1. Don't use a microwave oven or thawing longli fish, but place it in the refrigerator to thaw naturally to keep the fish's fresh taste.

2. Add egg white and a small amount of cornstarch to the fish and mix well to slush the fish, lock the moisture and flavor of the fish, and make the fish more tender.

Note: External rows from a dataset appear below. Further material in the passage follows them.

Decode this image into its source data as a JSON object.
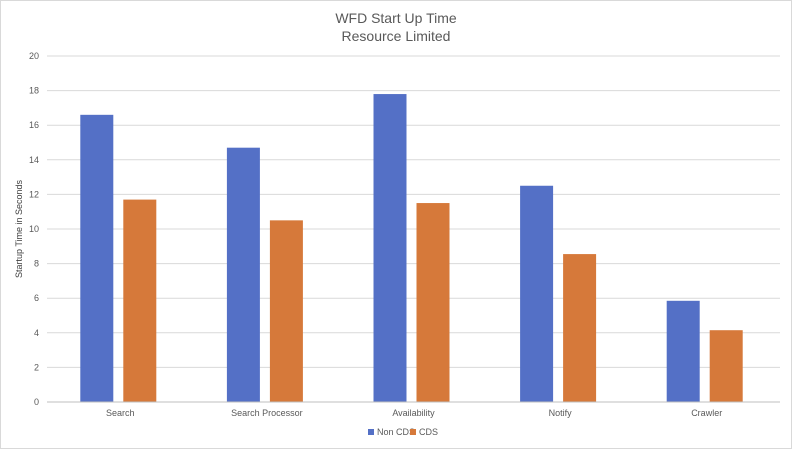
{
  "chart_data": {
    "type": "bar",
    "title": "WFD Start Up Time",
    "subtitle": "Resource Limited",
    "xlabel": "",
    "ylabel": "Startup Time in Seconds",
    "ylim": [
      0,
      20
    ],
    "yticks": [
      "0",
      "2",
      "4",
      "6",
      "8",
      "10",
      "12",
      "14",
      "16",
      "18",
      "20"
    ],
    "grid": true,
    "legend_position": "bottom",
    "categories": [
      "Search",
      "Search Processor",
      "Availability",
      "Notify",
      "Crawler"
    ],
    "series": [
      {
        "name": "Non CDS",
        "color": "#5470c6",
        "values": [
          16.6,
          14.7,
          17.8,
          12.5,
          5.85
        ]
      },
      {
        "name": "CDS",
        "color": "#d6793a",
        "values": [
          11.7,
          10.5,
          11.5,
          8.55,
          4.15
        ]
      }
    ]
  }
}
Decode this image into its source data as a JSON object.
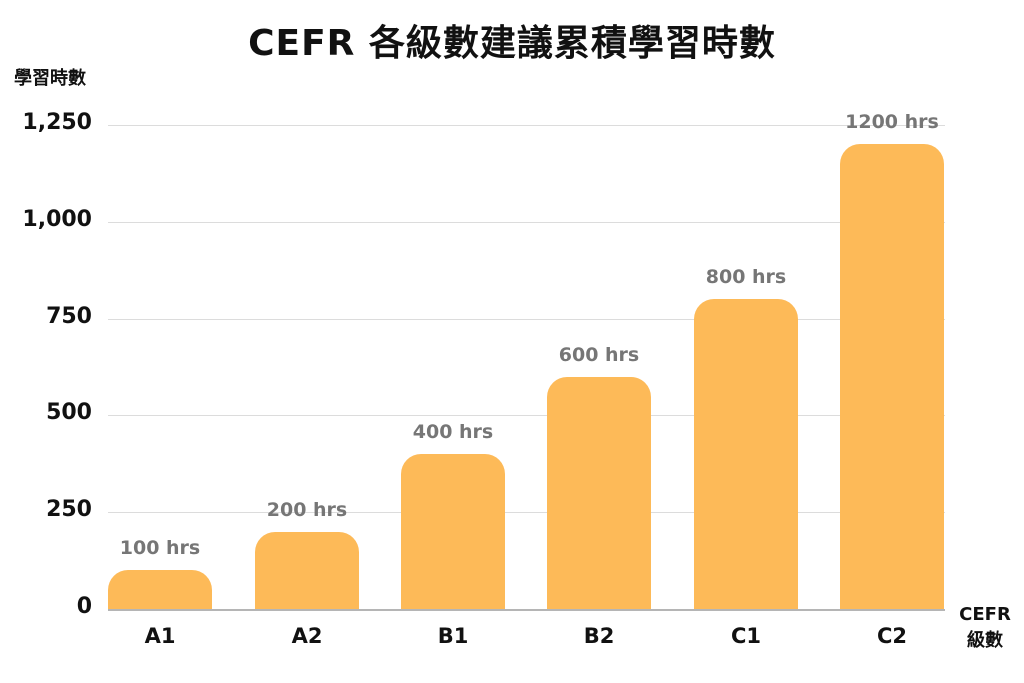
{
  "chart_data": {
    "type": "bar",
    "title": "CEFR 各級數建議累積學習時數",
    "xlabel": "CEFR 級數",
    "xlabel_lines": [
      "CEFR",
      "級數"
    ],
    "ylabel": "學習時數",
    "categories": [
      "A1",
      "A2",
      "B1",
      "B2",
      "C1",
      "C2"
    ],
    "values": [
      100,
      200,
      400,
      600,
      800,
      1200
    ],
    "data_labels": [
      "100 hrs",
      "200 hrs",
      "400 hrs",
      "600 hrs",
      "800 hrs",
      "1200 hrs"
    ],
    "ylim": [
      0,
      1250
    ],
    "yticks": [
      0,
      250,
      500,
      750,
      1000,
      1250
    ],
    "ytick_labels": [
      "0",
      "250",
      "500",
      "750",
      "1,000",
      "1,250"
    ],
    "grid": true,
    "legend": null,
    "bar_color": "#FDBA58",
    "label_color": "#767676"
  }
}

3. Boil the fish instead of blanching. Add the fish when the water temperature is 70 to 80% and there are dense small blisters at the bottom of the pot. When the fish is bleached, it will be cooked. At this time, the fish is very tender.

4. Two kinds of seasonings give out the aroma of pepper: millet pickled pepper and raw pepper (I used dried green pepper). Because both millet pepper and green pepper have a "green and astringent" spicy flavor, they are very unique. The combination of the two makes the pepper aroma very strong and fragrant. Crushing or rolling the peppercorns is more flavorful.

The taste is really spicy and fragrant, smooth and tender. It is strongly recommended for children's shoes who like Sichuan food to try it.